Through him all things were made; without him nothing was made that has been made.
And then this one came to mind:
In this world you will have trouble. But take heart! I have overcome the world (John 16:33)
After this process I feel informed about evil, but not cynical. I am still angry at the injustice but I have let go of resentment. I feel empowered to play the part that God has asked me to play and to let go of the rest. I have been led back to worship, trust and surrender. I find this is the process that God leads me on for more personal injustices as well, such as when people speak ill of me or I’ve been exploited in some way. God is our safe space, our friend, our redeemer and rescuer. He does lead us to still waters. He does light our path.
May you know God’s heart for justice, but also know his peace and his love this week.
Really enjoyed this post Rob.

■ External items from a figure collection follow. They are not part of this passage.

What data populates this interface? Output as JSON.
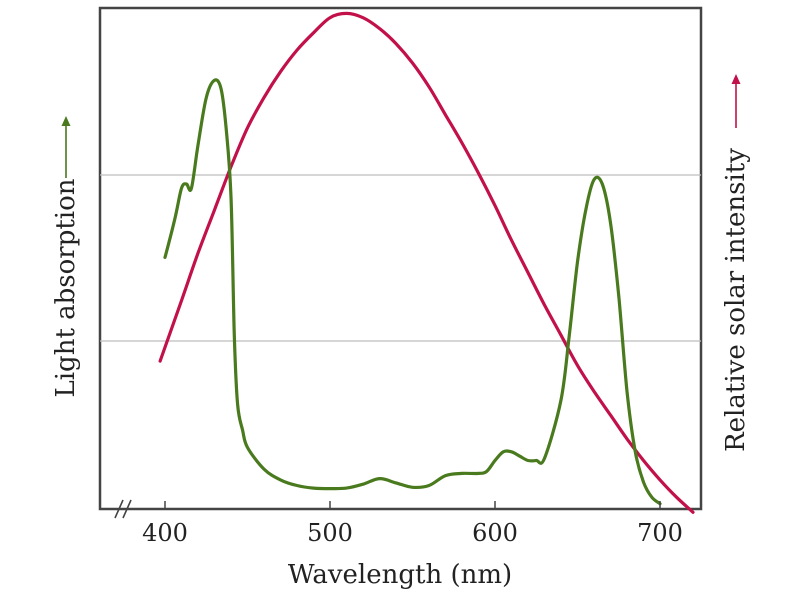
{
  "chart_data": {
    "type": "line",
    "xlabel": "Wavelength (nm)",
    "ylabel_left": "Light absorption",
    "ylabel_right": "Relative solar intensity",
    "xlim": [
      380,
      725
    ],
    "ylim": [
      0,
      100
    ],
    "xticks": [
      400,
      500,
      600,
      700
    ],
    "grid": true,
    "axis_break": true,
    "series": [
      {
        "name": "Light absorption",
        "color": "#4a7a1e",
        "x": [
          400,
          406,
          410,
          413,
          416,
          420,
          425,
          430,
          434,
          437,
          440,
          442,
          444,
          447,
          450,
          460,
          470,
          480,
          490,
          500,
          510,
          520,
          530,
          540,
          550,
          560,
          570,
          580,
          590,
          595,
          600,
          605,
          610,
          615,
          620,
          625,
          630,
          640,
          645,
          650,
          655,
          660,
          665,
          670,
          675,
          680,
          685,
          690,
          695,
          700
        ],
        "y": [
          58,
          67,
          74,
          75,
          74,
          84,
          95,
          99,
          97,
          88,
          72,
          40,
          24,
          18,
          14,
          9,
          6.5,
          5.2,
          4.6,
          4.5,
          4.6,
          5.5,
          6.8,
          5.8,
          4.8,
          5.2,
          7.5,
          8,
          8,
          8.5,
          11,
          13,
          13,
          12,
          11,
          11,
          11.5,
          25,
          40,
          57,
          69,
          76,
          75,
          66,
          49,
          27,
          13,
          6,
          2.5,
          1
        ]
      },
      {
        "name": "Relative solar intensity",
        "color": "#c2114a",
        "x": [
          397,
          410,
          420,
          430,
          440,
          450,
          460,
          470,
          480,
          490,
          500,
          510,
          520,
          530,
          540,
          550,
          560,
          570,
          580,
          590,
          600,
          610,
          620,
          630,
          640,
          650,
          660,
          670,
          680,
          690,
          700,
          710,
          720
        ],
        "y": [
          34,
          48,
          59,
          69,
          79,
          88,
          95,
          101,
          106,
          110,
          113.5,
          114.5,
          113.5,
          111,
          107.5,
          103,
          97.5,
          91,
          84.5,
          77.5,
          70,
          62,
          54.5,
          47,
          40,
          33,
          27,
          21.5,
          16,
          11,
          6.5,
          2.5,
          -1
        ]
      }
    ]
  }
}
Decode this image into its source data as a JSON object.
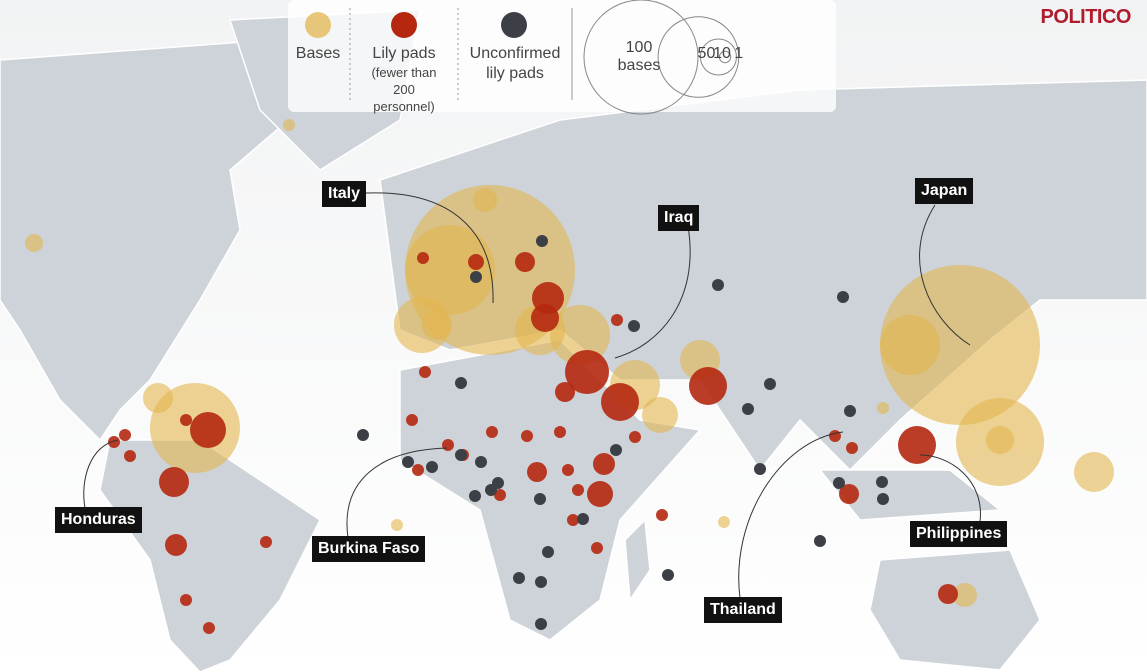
{
  "brand": "POLITICO",
  "legend": {
    "items": [
      {
        "label": "Bases",
        "color": "#e3b54f"
      },
      {
        "label": "Lily pads",
        "note": "(fewer than 200 personnel)",
        "color": "#b5280f"
      },
      {
        "label": "Unconfirmed lily pads",
        "color": "#3c4046"
      }
    ],
    "size_values": [
      100,
      50,
      10,
      1
    ],
    "size_unit": "bases"
  },
  "callouts": [
    "Italy",
    "Japan",
    "Iraq",
    "Honduras",
    "Burkina Faso",
    "Thailand",
    "Philippines"
  ]
}
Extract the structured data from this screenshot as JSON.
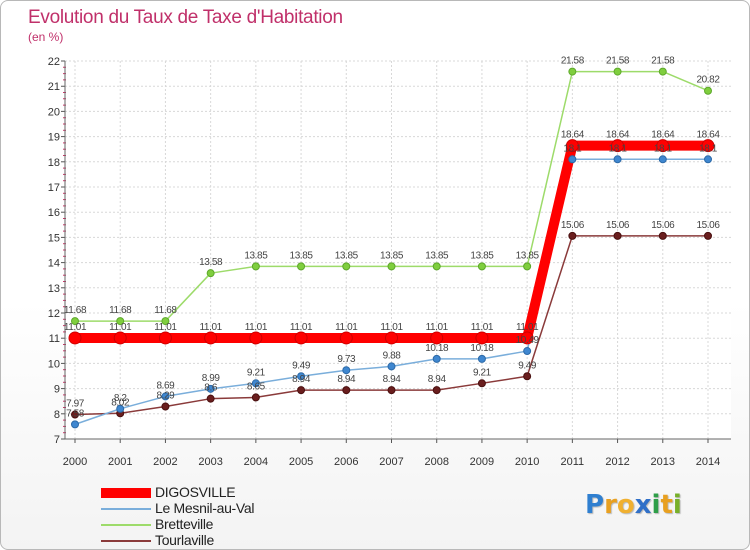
{
  "title": "Evolution du Taux de Taxe d'Habitation",
  "unit": "(en %)",
  "logo": {
    "text": "Proxiti",
    "letters": [
      "P",
      "r",
      "o",
      "x",
      "i",
      "t",
      "i"
    ],
    "colors": [
      "#2f7fd0",
      "#e8a020",
      "#f0b030",
      "#3070c8",
      "#2e9e48",
      "#e8a020",
      "#78b02a"
    ]
  },
  "chart_data": {
    "type": "line",
    "title": "Evolution du Taux de Taxe d'Habitation",
    "ylabel": "(en %)",
    "xlabel": "",
    "x": [
      "2000",
      "2001",
      "2002",
      "2003",
      "2004",
      "2005",
      "2006",
      "2007",
      "2008",
      "2009",
      "2010",
      "2011",
      "2012",
      "2013",
      "2014"
    ],
    "ylim": [
      7,
      22
    ],
    "yticks": [
      "7",
      "8",
      "9",
      "10",
      "11",
      "12",
      "13",
      "14",
      "15",
      "16",
      "17",
      "18",
      "19",
      "20",
      "21",
      "22"
    ],
    "grid": true,
    "legend": "bottom-left",
    "series": [
      {
        "name": "DIGOSVILLE",
        "color": "#ff0000",
        "values": [
          11.01,
          11.01,
          11.01,
          11.01,
          11.01,
          11.01,
          11.01,
          11.01,
          11.01,
          11.01,
          11.01,
          18.64,
          18.64,
          18.64,
          18.64
        ],
        "labels": [
          "11.01",
          "11.01",
          "11.01",
          "11.01",
          "11.01",
          "11.01",
          "11.01",
          "11.01",
          "11.01",
          "11.01",
          "11.01",
          "18.64",
          "18.64",
          "18.64",
          "18.64"
        ]
      },
      {
        "name": "Le Mesnil-au-Val",
        "color": "#5a9bd5",
        "values": [
          7.58,
          8.2,
          8.69,
          8.99,
          9.21,
          9.49,
          9.73,
          9.88,
          10.18,
          10.18,
          10.49,
          18.1,
          18.1,
          18.1,
          18.1
        ],
        "labels": [
          "7.58",
          "8.2",
          "8.69",
          "8.99",
          "9.21",
          "9.49",
          "9.73",
          "9.88",
          "10.18",
          "10.18",
          "10.49",
          "18.1",
          "18.1",
          "18.1",
          "18.1"
        ]
      },
      {
        "name": "Bretteville",
        "color": "#88d050",
        "values": [
          11.68,
          11.68,
          11.68,
          13.58,
          13.85,
          13.85,
          13.85,
          13.85,
          13.85,
          13.85,
          13.85,
          21.58,
          21.58,
          21.58,
          20.82
        ],
        "labels": [
          "11.68",
          "11.68",
          "11.68",
          "13.58",
          "13.85",
          "13.85",
          "13.85",
          "13.85",
          "13.85",
          "13.85",
          "13.85",
          "21.58",
          "21.58",
          "21.58",
          "20.82"
        ]
      },
      {
        "name": "Tourlaville",
        "color": "#7a2a2a",
        "values": [
          7.97,
          8.02,
          8.29,
          8.6,
          8.65,
          8.94,
          8.94,
          8.94,
          8.94,
          9.21,
          9.49,
          15.06,
          15.06,
          15.06,
          15.06
        ],
        "labels": [
          "7.97",
          "8.02",
          "8.29",
          "8.6",
          "8.65",
          "8.94",
          "8.94",
          "8.94",
          "8.94",
          "9.21",
          "9.49",
          "15.06",
          "15.06",
          "15.06",
          "15.06"
        ]
      }
    ]
  }
}
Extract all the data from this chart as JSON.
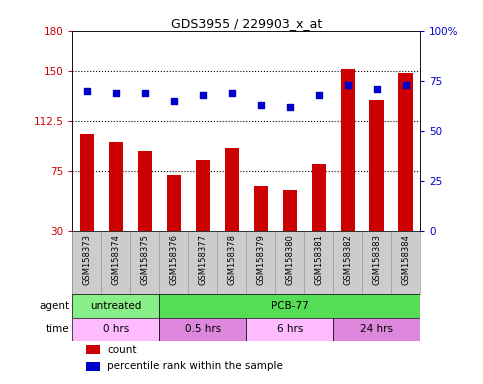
{
  "title": "GDS3955 / 229903_x_at",
  "samples": [
    "GSM158373",
    "GSM158374",
    "GSM158375",
    "GSM158376",
    "GSM158377",
    "GSM158378",
    "GSM158379",
    "GSM158380",
    "GSM158381",
    "GSM158382",
    "GSM158383",
    "GSM158384"
  ],
  "bar_values": [
    103,
    97,
    90,
    72,
    83,
    92,
    64,
    61,
    80,
    151,
    128,
    148
  ],
  "percentile_values": [
    70,
    69,
    69,
    65,
    68,
    69,
    63,
    62,
    68,
    73,
    71,
    73
  ],
  "bar_color": "#cc0000",
  "dot_color": "#0000cc",
  "left_ylim": [
    30,
    180
  ],
  "left_yticks": [
    30,
    75,
    112.5,
    150,
    180
  ],
  "left_yticklabels": [
    "30",
    "75",
    "112.5",
    "150",
    "180"
  ],
  "right_ylim": [
    0,
    100
  ],
  "right_yticks": [
    0,
    25,
    50,
    75,
    100
  ],
  "right_yticklabels": [
    "0",
    "25",
    "50",
    "75",
    "100%"
  ],
  "hlines": [
    150,
    112.5,
    75
  ],
  "agent_groups": [
    {
      "label": "untreated",
      "start": 0,
      "end": 3,
      "color": "#88ee88"
    },
    {
      "label": "PCB-77",
      "start": 3,
      "end": 12,
      "color": "#55dd55"
    }
  ],
  "time_groups": [
    {
      "label": "0 hrs",
      "start": 0,
      "end": 3,
      "color": "#ffbbff"
    },
    {
      "label": "0.5 hrs",
      "start": 3,
      "end": 6,
      "color": "#dd88dd"
    },
    {
      "label": "6 hrs",
      "start": 6,
      "end": 9,
      "color": "#ffbbff"
    },
    {
      "label": "24 hrs",
      "start": 9,
      "end": 12,
      "color": "#dd88dd"
    }
  ],
  "tick_color_left": "#cc0000",
  "tick_color_right": "#0000cc",
  "bg_color": "#ffffff",
  "bar_width": 0.5,
  "label_strip_color": "#cccccc",
  "label_strip_edge": "#999999"
}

I love seeing your openness and how your faith and trust in God is worked out practically. There is often much talk about what we should do but not how we can do it. Very encouraging and inspiring – will definitely be working through these steps as I process the many injustices over here. Like you said, it’s so easy to let resentment build – it kind of sneaks up on ya! But this is a good reminder to not shut God out of that but to let Him in. Thank you!